Cuando seas padre comerás huevos
José Joaquín Rodríguez Lara
La expresión 'cuando seas padre comerás huevos', que hace referencia a la distribución del poder y de los privilegios, en este caso gastronómicos, en las sociedades rurales, podría tener un origen más cotidiano y menos político filosófico de lo que aparenta.
La arqueóloga Maite Iris García Collado ha realizado una investigación sobre la alimentación en la sociedad rural de la Alta Edad Media, para su tesis doctoral, pues hay doctorandas y doctorandos que, en vez de copiar directamente las investigaciones de otras personas, investigan por su cuenta.
La doctora García Collado, doctoranda en la Universidad del País Vasco, ha estudiado los restos óseos de la personas que habitaban la aldea de Bobadilla, en la actual provincia de Toledo, durante la época visigoda, siglos VI al VIII; les ha aplicado técnicas biomoleculares a los isótopos estables de carbono nitrógeno y ha llegado a la conclusión de que, en todas las edades, sexos y rangos sociales, los cereales de invierno -trigo, cebada, avena y centeno- eran la base de la dieta de aquellas gentes; que también comían algo de panizo y de mijo; y que los alimentos de origen animal -lácteos, huevos y carne- se ponían poco en la mesa y no se comían hasta que se habían cumplido los 14 años.

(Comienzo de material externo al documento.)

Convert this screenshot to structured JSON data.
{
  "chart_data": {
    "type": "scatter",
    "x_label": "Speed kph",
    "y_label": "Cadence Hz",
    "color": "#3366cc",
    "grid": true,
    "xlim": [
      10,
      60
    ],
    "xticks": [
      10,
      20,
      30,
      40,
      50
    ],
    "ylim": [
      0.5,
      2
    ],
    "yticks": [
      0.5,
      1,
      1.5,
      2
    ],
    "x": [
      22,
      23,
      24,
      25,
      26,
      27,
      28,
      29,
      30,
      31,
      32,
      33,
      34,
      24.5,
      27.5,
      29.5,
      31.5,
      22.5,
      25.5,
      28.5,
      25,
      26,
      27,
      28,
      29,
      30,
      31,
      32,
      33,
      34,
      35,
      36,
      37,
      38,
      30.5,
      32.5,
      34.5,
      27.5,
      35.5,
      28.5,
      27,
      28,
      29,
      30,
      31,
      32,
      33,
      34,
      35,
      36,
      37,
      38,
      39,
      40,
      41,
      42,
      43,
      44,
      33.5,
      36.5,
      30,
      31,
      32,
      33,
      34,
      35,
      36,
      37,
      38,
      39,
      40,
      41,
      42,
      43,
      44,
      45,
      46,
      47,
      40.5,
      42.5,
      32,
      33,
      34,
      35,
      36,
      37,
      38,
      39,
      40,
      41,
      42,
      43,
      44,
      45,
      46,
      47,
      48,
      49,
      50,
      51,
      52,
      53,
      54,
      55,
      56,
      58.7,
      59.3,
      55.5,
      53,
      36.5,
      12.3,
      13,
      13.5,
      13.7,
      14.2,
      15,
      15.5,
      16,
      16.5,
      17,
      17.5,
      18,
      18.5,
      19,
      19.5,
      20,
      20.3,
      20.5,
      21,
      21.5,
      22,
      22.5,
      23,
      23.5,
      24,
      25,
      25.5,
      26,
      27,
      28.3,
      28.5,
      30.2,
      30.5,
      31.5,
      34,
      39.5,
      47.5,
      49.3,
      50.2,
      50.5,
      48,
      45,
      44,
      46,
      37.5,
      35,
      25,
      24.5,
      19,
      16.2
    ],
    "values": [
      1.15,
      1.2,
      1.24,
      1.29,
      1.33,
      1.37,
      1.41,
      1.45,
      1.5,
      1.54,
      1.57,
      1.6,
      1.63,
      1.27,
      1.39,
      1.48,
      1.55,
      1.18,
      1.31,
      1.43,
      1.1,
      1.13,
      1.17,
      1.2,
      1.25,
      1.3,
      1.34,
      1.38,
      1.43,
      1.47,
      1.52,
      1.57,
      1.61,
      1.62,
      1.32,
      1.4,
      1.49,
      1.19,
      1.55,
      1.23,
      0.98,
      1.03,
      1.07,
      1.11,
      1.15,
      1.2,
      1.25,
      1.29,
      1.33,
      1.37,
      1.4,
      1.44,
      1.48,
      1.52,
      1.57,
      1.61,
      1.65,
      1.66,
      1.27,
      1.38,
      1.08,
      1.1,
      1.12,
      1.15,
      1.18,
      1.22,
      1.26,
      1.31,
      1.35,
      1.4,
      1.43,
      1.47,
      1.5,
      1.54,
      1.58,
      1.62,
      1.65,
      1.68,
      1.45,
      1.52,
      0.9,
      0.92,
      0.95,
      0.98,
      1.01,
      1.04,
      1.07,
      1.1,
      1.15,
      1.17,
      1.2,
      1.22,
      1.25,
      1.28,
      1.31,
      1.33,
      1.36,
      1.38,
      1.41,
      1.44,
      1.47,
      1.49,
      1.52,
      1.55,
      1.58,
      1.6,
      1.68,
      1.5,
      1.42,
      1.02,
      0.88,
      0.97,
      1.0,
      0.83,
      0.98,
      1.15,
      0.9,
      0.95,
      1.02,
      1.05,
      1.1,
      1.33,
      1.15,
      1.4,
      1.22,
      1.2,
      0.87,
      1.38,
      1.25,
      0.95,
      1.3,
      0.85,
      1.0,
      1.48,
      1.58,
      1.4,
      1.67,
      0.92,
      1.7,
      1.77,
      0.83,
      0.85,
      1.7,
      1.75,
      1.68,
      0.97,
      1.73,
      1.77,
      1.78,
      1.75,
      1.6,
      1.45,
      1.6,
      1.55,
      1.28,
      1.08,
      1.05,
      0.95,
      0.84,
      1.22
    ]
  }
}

De realidades cotidianas como esta puede venir el dicho 'cuando seas padre comerás huevo'. No en el sentido genético de la expresión, no era preciso haber procreado para comer huevos, carne y queso, pero sí haber alcanzado la edad necesaria para tener estatus de persona adulta.
Y, desde luego, en el medievo, con catorce años, cualquier criatura humana había trabajado más -incluso combatido- y asumido más responsabilidades para el bienestar de su familia, de su aldea y de su gente que la mayoría de quienes en la sociedad actual tienen entre veinte y treinta años.
El hecho de reservar los alimentos más nutritivos para los integrantes adultos de la comunidad, en detrimento del segmento infantil, no es egoísmo. Es una visión absolutamente objetiva de lo que significaba entonces la lucha por la supervivencia. Para el futuro inmediato de la comunidad tenía mucho más valor un espécimen adulto, ya criado, capaz de trabajar, de luchar y de procrear, que un ser que debía recibir cuidados durante años antes de empezar a aportar algo a la sociedad.
Con unas tasas de reproducción y de mortalidad infantil muchísimo más elevadas que las actuales, un niño o una niña no dejaban de ser apuestas arriesgadas, proyectos de adultos cuya supervivencia corría muchísimo peligro hasta que podían valerse de sus propias fuerzas. La comunidad lo sabía y la mortalidad infantil no alcanzaba la dimensión trágica que tiene en el siglo XXI, en el que los bebés son 'bienes' escasos que deben protegerse a toda costa.
Posiblemente sea más desnaturalizada la protección a ultranza de la infancia, que la reserva de los mejores alimentos para las personas adultas. Al fin y al cabo, en la naturaleza ocurre algo bastante parecido. Y junto a madres que dan la vida en defensa de sus crías, hay otras que las abandonan tan pronto como les acecha el peligro y se van a poner nuevos huevos a un nido más seguro.